Panov A., Prokushkin A., Korets M., Putilin I., Zrazhevskaya G., Kolosov R. & Bondar M.
15(6): 698 [20 p.]
Increased warming in the Arctic is of great concern. This is particularly due to permafrost degradation, which is expected to accelerate microbial breakdown of soil organic carbon, with its further release into the atmosphere as carbon dioxide (CO2). The fine-scale variability of CO2 fluxes across highly mosaic Arctic tundra landscapes can provide us with insights into the diverse responses of individual plant communities to environmental change. In the paper, we contribute to filling existing gaps by investigating the variability of CO2 flux rates within different landscape units for dominant vegetation communities and plant species across typical tundra of the southern part of the Taimyr Peninsula, Siberia. In general, the variability of soil CO2 flux illustrates a four-fold increase from non-vascular vegetation, mainly lichens and mosses (1.05 ± 0.36 µmol m−2 s−1), towards vascular plants (3.59 ± 0.51 µmol m−2 s−1). Barren ground (“frost boils”) shows the lowest value of 0.79 ± 0.21 µmol m−2 s−1, while considering the Arctic “browning” phenomenon, a further substantial increase of CO2 flux can be expected with shrub expansion. Given the high correlation with top soil temperature, well-drained and relatively dry habitats such as barren ground and non-vascular vegetation are expected to be the most sensitive to the observed and projected temperature growth in the Arctic. For mixed vegetation and vascular species that favor wetter conditions, soil moisture appears to play a greater role. Based on the modeled seasonal pattern of soil CO2 flux and precipitation records, and applying the rainfall simulations in situ we outlined the role of precipitation across enhanced CO2 emissions (i.e., the “Birch” effect). We found that a pulse-like growth of soil CO2 fluxes, observed within the first few minutes after rainfall on vegetated plots, reaches 0.99 ± 0.48 µmol m−2 s−1 per each 1 mm of precipitation, while barren ground shows 55–70% inhibition of CO2 emission during the first several hours.
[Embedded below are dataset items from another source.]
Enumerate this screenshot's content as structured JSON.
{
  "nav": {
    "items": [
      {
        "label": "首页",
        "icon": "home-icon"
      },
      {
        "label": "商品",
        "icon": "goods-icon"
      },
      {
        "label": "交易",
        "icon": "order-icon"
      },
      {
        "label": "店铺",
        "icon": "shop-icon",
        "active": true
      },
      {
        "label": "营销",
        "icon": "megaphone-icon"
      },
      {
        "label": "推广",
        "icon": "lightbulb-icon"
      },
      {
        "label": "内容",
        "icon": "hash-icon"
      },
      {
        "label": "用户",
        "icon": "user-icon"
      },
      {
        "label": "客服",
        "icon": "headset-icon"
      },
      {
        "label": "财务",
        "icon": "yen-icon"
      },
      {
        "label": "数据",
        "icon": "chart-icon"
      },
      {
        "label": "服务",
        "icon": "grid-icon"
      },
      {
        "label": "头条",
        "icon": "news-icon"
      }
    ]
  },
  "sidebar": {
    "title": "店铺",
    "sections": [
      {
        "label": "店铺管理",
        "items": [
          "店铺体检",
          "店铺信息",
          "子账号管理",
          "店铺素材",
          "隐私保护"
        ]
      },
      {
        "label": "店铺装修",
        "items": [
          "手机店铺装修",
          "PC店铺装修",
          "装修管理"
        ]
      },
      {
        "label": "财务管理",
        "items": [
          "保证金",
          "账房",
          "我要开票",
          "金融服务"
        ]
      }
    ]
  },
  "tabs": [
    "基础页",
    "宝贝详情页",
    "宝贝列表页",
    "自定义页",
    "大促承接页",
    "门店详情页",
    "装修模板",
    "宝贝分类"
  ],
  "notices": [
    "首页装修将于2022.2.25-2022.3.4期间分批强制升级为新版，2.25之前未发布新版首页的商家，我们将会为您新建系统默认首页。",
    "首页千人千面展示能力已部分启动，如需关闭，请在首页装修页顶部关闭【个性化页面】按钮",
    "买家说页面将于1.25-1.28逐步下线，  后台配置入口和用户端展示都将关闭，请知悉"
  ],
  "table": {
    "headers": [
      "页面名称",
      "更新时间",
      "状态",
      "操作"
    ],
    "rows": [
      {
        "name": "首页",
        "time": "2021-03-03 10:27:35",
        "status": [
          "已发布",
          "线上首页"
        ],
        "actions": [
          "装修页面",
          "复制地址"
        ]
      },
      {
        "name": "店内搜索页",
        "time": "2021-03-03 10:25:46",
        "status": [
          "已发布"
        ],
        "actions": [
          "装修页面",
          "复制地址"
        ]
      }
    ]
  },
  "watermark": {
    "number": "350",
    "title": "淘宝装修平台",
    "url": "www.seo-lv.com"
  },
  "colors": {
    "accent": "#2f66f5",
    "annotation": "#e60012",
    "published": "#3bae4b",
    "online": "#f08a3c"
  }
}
An average additive effect of precipitation on soil CO2 flux may achieve 7–12% over the entire growing season, while the projected increased precipitation regime in the Arctic may strengthen the total CO2 release from the soil surface to the atmosphere during the growing season. Keywords: climate; Arctic; tundra; vegetation; carbon dioxide; chamber measurements.